Я поворачиваюсь, меня душит гнев. Ну погоди, старая карга, посчитаемся с тобой, припомним, как ты встречала своих. Но почему тот, чернобородый, сказал, что прятаться надо в крайних хатах? Ко мне вдруг приходит уверенность: эта старая сердитая женщина боится, но не выдаст немцу.
В сенях стоит большая деревянная кровать. На нее навалена разная рухлядь, тряпье, пустые мешки. Кидаю под кровать шубенку, мешки, пальтишки. Открываю сенную дверь, пальцем маню старшину, тихо говорю ему:
— Хозяйка — милая женщина. Спрятать тебя велела здесь, под кроватью. Залезай-ка, брат. Только не стони и не матюгайся во сне.
Я укрываю старшину кожушком, забрасываю тряпками. К кровати придвигаю чем-то заполненный мешок.
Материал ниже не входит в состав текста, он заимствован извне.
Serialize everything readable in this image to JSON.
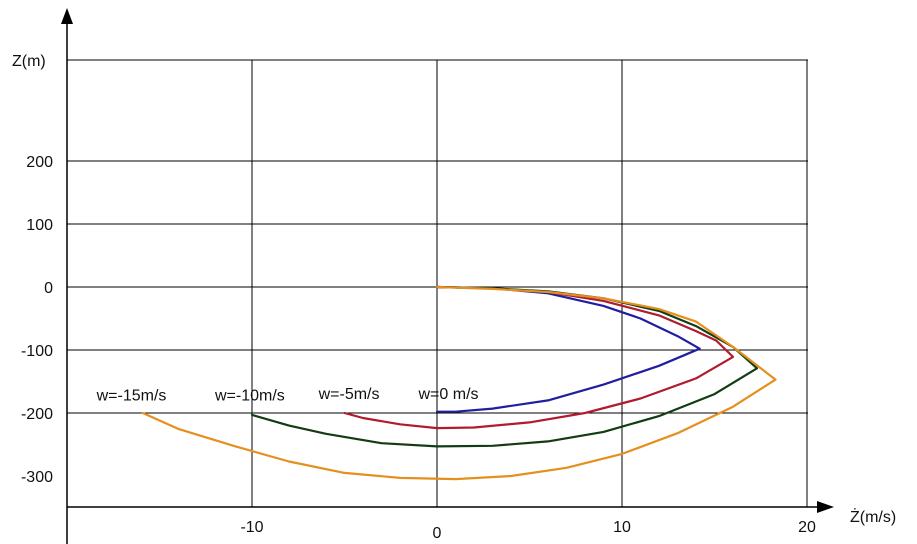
{
  "chart_data": {
    "type": "line",
    "xlabel": "Ż(m/s)",
    "ylabel": "Z(m)",
    "xlim": [
      -20,
      20
    ],
    "ylim": [
      -350,
      350
    ],
    "x_ticks": [
      {
        "value": -10,
        "label": "-10"
      },
      {
        "value": 0,
        "label": "0"
      },
      {
        "value": 10,
        "label": "10"
      },
      {
        "value": 20,
        "label": "20"
      }
    ],
    "y_ticks": [
      {
        "value": 200,
        "label": "200"
      },
      {
        "value": 100,
        "label": "100"
      },
      {
        "value": 0,
        "label": "0"
      },
      {
        "value": -100,
        "label": "-100"
      },
      {
        "value": -200,
        "label": "-200"
      },
      {
        "value": -300,
        "label": "-300"
      }
    ],
    "grid": true,
    "series": [
      {
        "name": "w=0 m/s",
        "color": "#1f1fa0",
        "x": [
          0,
          3,
          6,
          9,
          11,
          13,
          14.2,
          12,
          9,
          6,
          3,
          1,
          0
        ],
        "y": [
          0,
          -2,
          -10,
          -30,
          -50,
          -78,
          -98,
          -125,
          -155,
          -180,
          -193,
          -198,
          -198
        ]
      },
      {
        "name": "w=-5m/s",
        "color": "#b01c2e",
        "x": [
          0,
          3,
          6,
          9,
          12,
          14,
          15.1,
          16.0,
          14,
          11,
          8,
          5,
          2,
          0,
          -2,
          -4,
          -5
        ],
        "y": [
          0,
          -2,
          -8,
          -22,
          -45,
          -70,
          -85,
          -111,
          -145,
          -177,
          -200,
          -215,
          -223,
          -224,
          -218,
          -208,
          -200
        ]
      },
      {
        "name": "w=-10m/s",
        "color": "#123c12",
        "x": [
          0,
          3,
          6,
          9,
          12,
          14,
          16,
          17.3,
          15,
          12,
          9,
          6,
          3,
          0,
          -3,
          -6,
          -8,
          -10
        ],
        "y": [
          0,
          -2,
          -7,
          -18,
          -38,
          -62,
          -95,
          -129,
          -170,
          -205,
          -230,
          -245,
          -252,
          -253,
          -248,
          -233,
          -220,
          -203
        ]
      },
      {
        "name": "w=-15m/s",
        "color": "#e58f1e",
        "x": [
          0,
          3,
          6,
          9,
          12,
          14,
          16,
          18.3,
          16,
          13,
          10,
          7,
          4,
          1,
          -2,
          -5,
          -8,
          -11,
          -14,
          -15.9
        ],
        "y": [
          0,
          -3,
          -8,
          -18,
          -35,
          -55,
          -95,
          -147,
          -190,
          -232,
          -265,
          -287,
          -300,
          -305,
          -303,
          -295,
          -277,
          -252,
          -225,
          -200
        ]
      }
    ],
    "series_labels": [
      {
        "text": "w=-15m/s",
        "x": -18.4,
        "y": -180
      },
      {
        "text": "w=-10m/s",
        "x": -12.0,
        "y": -180
      },
      {
        "text": "w=-5m/s",
        "x": -6.4,
        "y": -178
      },
      {
        "text": "w=0 m/s",
        "x": -1.0,
        "y": -178
      }
    ]
  }
}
— Ну, бывай, — говорю, — пойду себе «квартиру» искать. Вечером попытаюсь вызволить.
Выхожу на крыльцо. На душе кошки скребут: выдаст старуха старшину или не выдаст? Не понимаю одного: пока мы канителились в сенях, она, конечно, слышала, но не вышла и не погнала нас. Почему? Однако докапываться до истины, разгадывать загадки нет времени. Надо искать себе приют.
На улицу не выхожу. Белый день. Оглядываюсь, иду к забору и переваливаю в соседний двор, вхожу в хату. Меня встречают три пары молчаливых и настороженных глаз.
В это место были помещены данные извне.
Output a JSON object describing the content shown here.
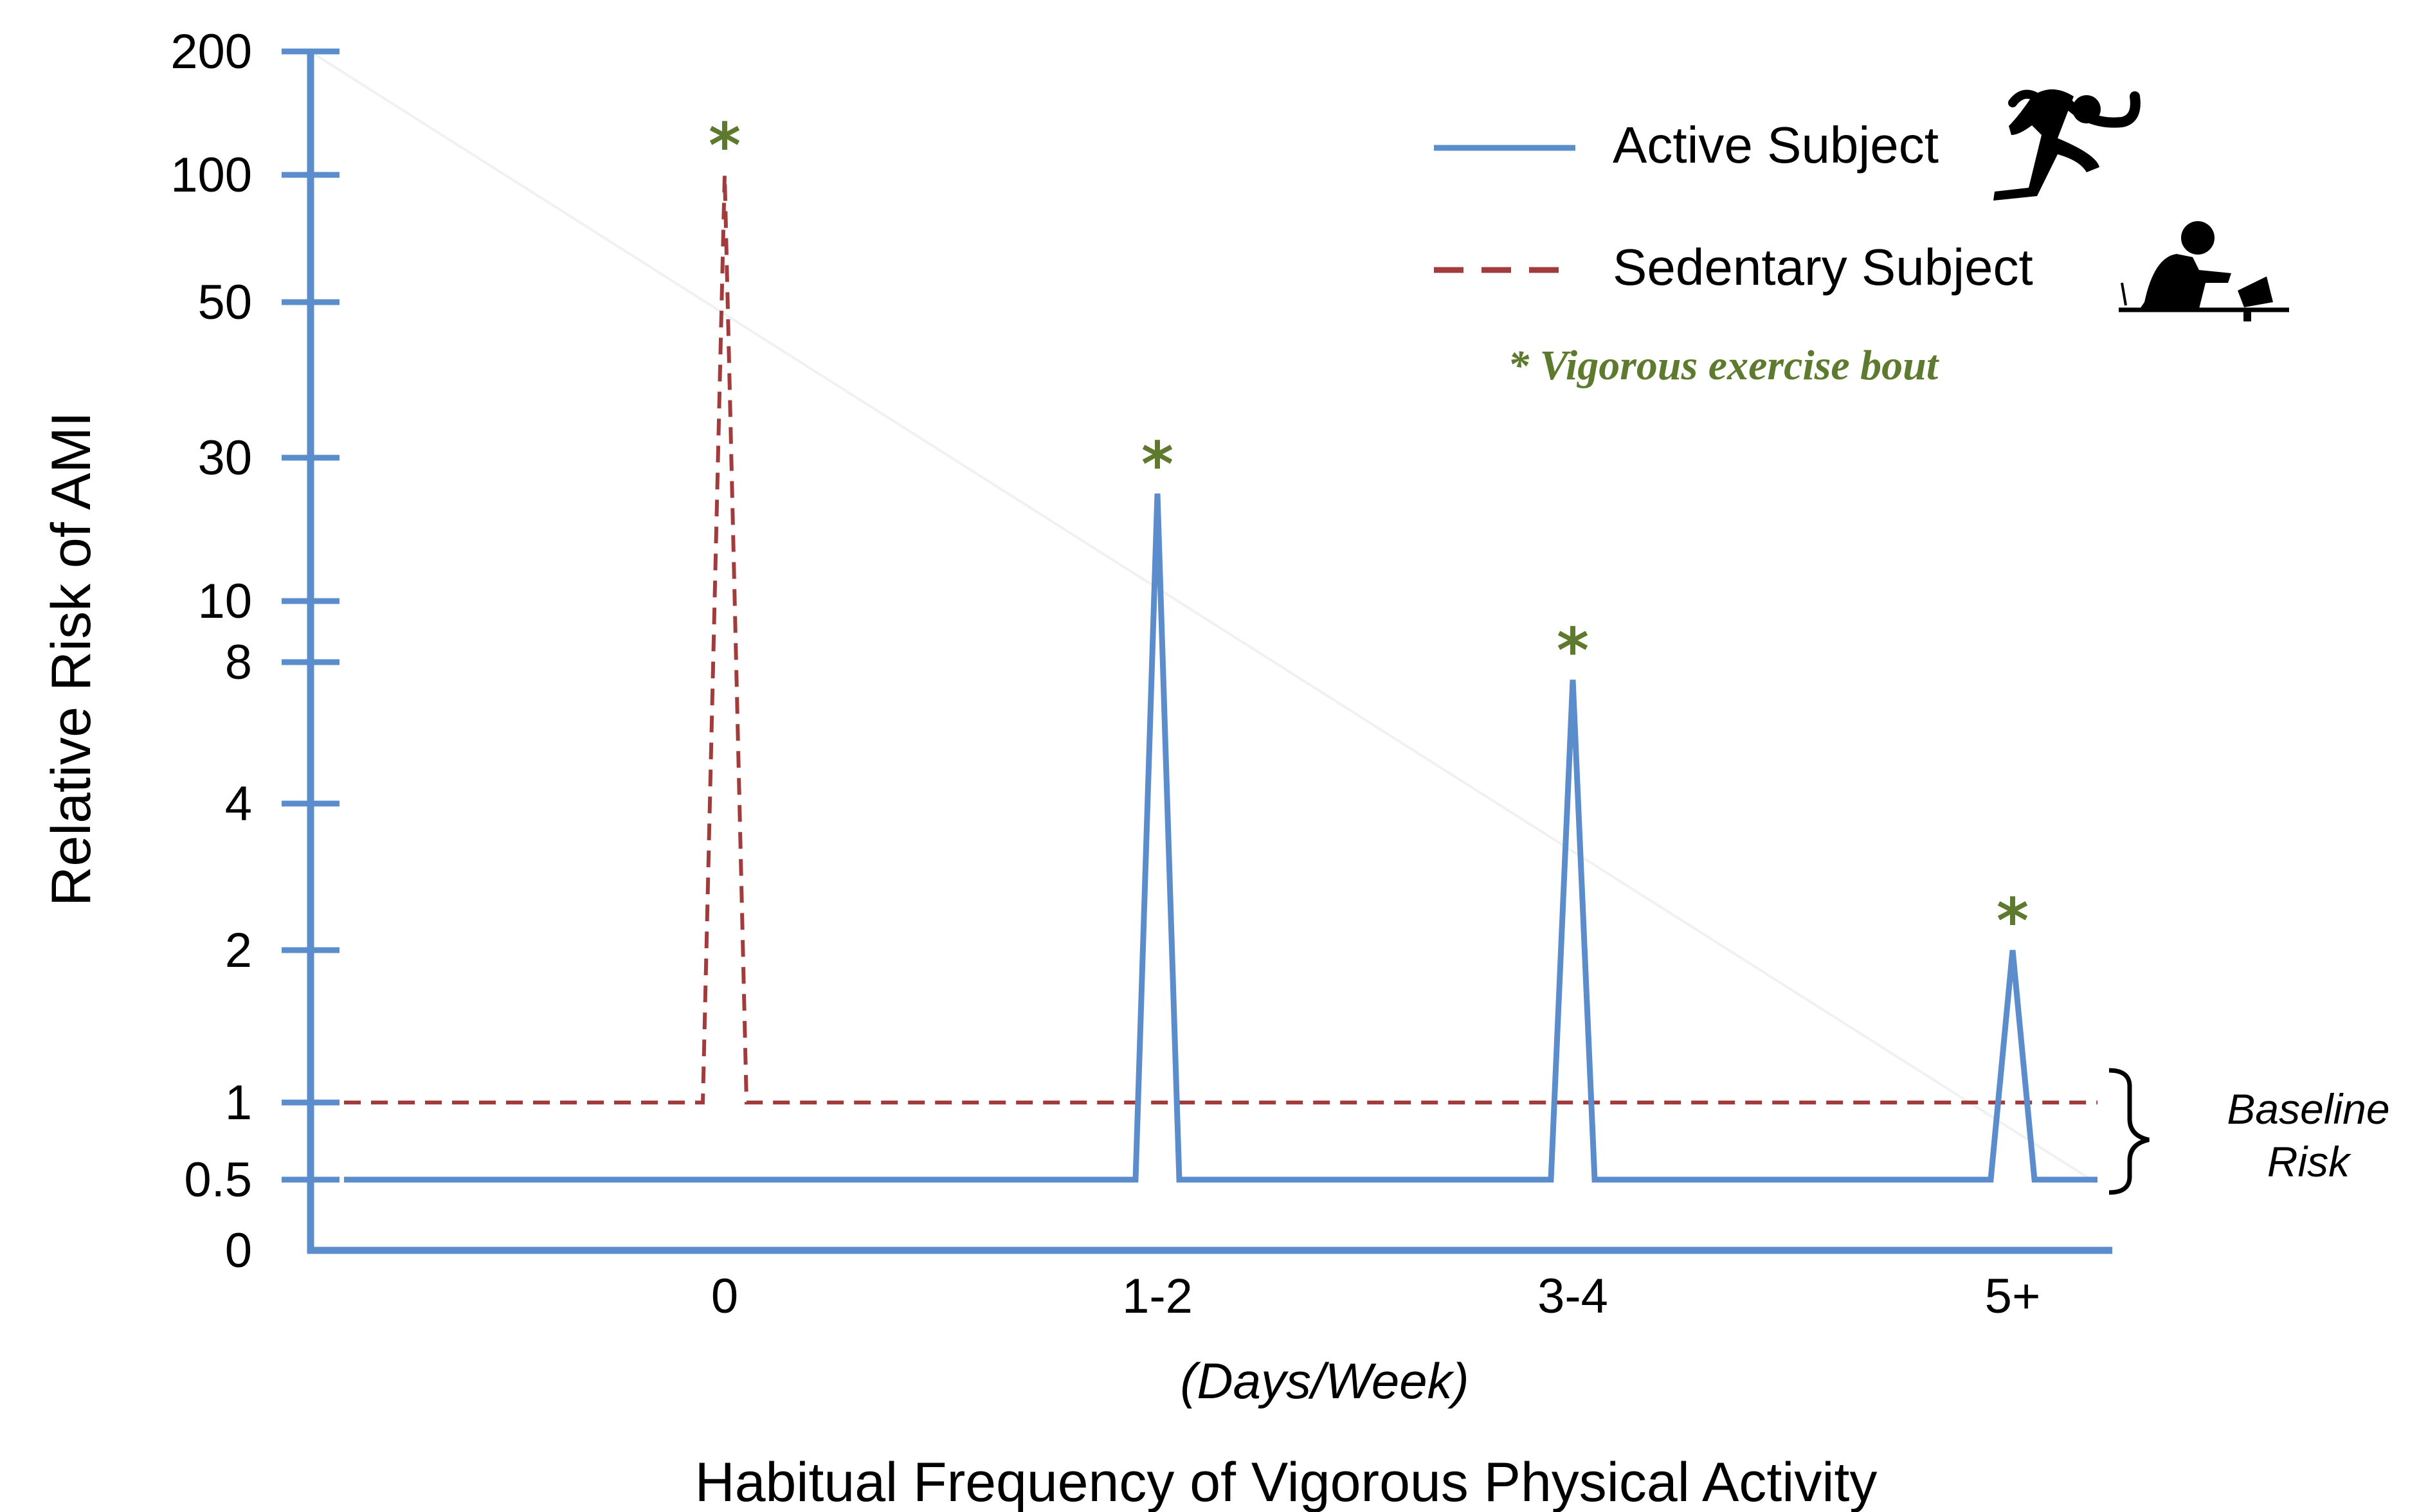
{
  "chart_data": {
    "type": "line",
    "title": "",
    "xlabel": "Habitual Frequency of Vigorous Physical Activity",
    "xsublabel": "(Days/Week)",
    "ylabel": "Relative Risk of AMI",
    "categories": [
      "0",
      "1-2",
      "3-4",
      "5+"
    ],
    "y_tick_labels": [
      "0",
      "0.5",
      "1",
      "2",
      "4",
      "8",
      "10",
      "30",
      "50",
      "100",
      "200"
    ],
    "y_scale": "nonlinear (labelled ticks)",
    "series": [
      {
        "name": "Active Subject",
        "style": "solid",
        "color": "#5B8CCB",
        "baseline": 0.5,
        "peaks": [
          {
            "category": "1-2",
            "value": 25
          },
          {
            "category": "3-4",
            "value": 7.5
          },
          {
            "category": "5+",
            "value": 2
          }
        ]
      },
      {
        "name": "Sedentary Subject",
        "style": "dashed",
        "color": "#A23B3B",
        "baseline": 1,
        "peaks": [
          {
            "category": "0",
            "value": 100
          }
        ]
      }
    ],
    "peak_marker": "*",
    "peak_marker_color": "#5E7A2E",
    "annotation": "* Vigorous exercise bout",
    "baseline_label": [
      "Baseline",
      "Risk"
    ],
    "legend_position": "top-right"
  }
}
За столом сидит женщина моих лет, рядом с нею семи-восьмилетняя девочка, с русской печи глядит старуха. Во всех трех парах нет ни злости, ни испуга, а только вопрос. Придуманной легенды у меня никакой нет. Прямо и откровенно говорю, кто я такой, откуда и как попал в этот хутор. Молодая женщина смотрит на старуху, наверное, мать, и, как бы советуясь с нею, вслух размышляет: спрятать есть где — в подполье, в погребе, на сеновале (он, правда, без сена), на чердаке. Но всюду шарятся немцы, а сейчас они злые-презлые. Найдут — погибель.
Женщина говорит спокойно, голос ее распевный, в нем нет тревоги за то, что если меня найдут, то верная «погибель» не минует ни ее самой, ни ее дочки, ни старухи-матери.
— Но что-то придумать надо и куда-то сховаться.
— А что, если… не ховаться, если… — мне страшно высказать пришедшую вдруг мысль.
Глаза молодой женщины, большие и темные, ждут. Я собираюсь с духом и скороговоркой выпаливаю:
— Что, если на один день я стану вашим «больным мужем», приехавшим, приехавшим…
— Из Краснодара, — подсказывает она и снова смотрит на мать. — Мы до оккупации в Краснодаре жили. Здесь моего мужа никто не видел. Меня с дочкой нужда пригнала к маме, в этот хутор.
— А муж где?
— В Красной Армии, — вздыхает женщина. — Воюет где-то. — Вот и готова легенда, сочиненная нами вместе. Но возражать начинает бабка.
— Ой, доченька, боюсь я, дознаются поганцы, убьют, всех нас убьют, они — изверги.
— Молчи, мама! — у женщины, вижу, характер твердый, решительный. — Спасать надо. Ну, «муженек», давай знакомиться.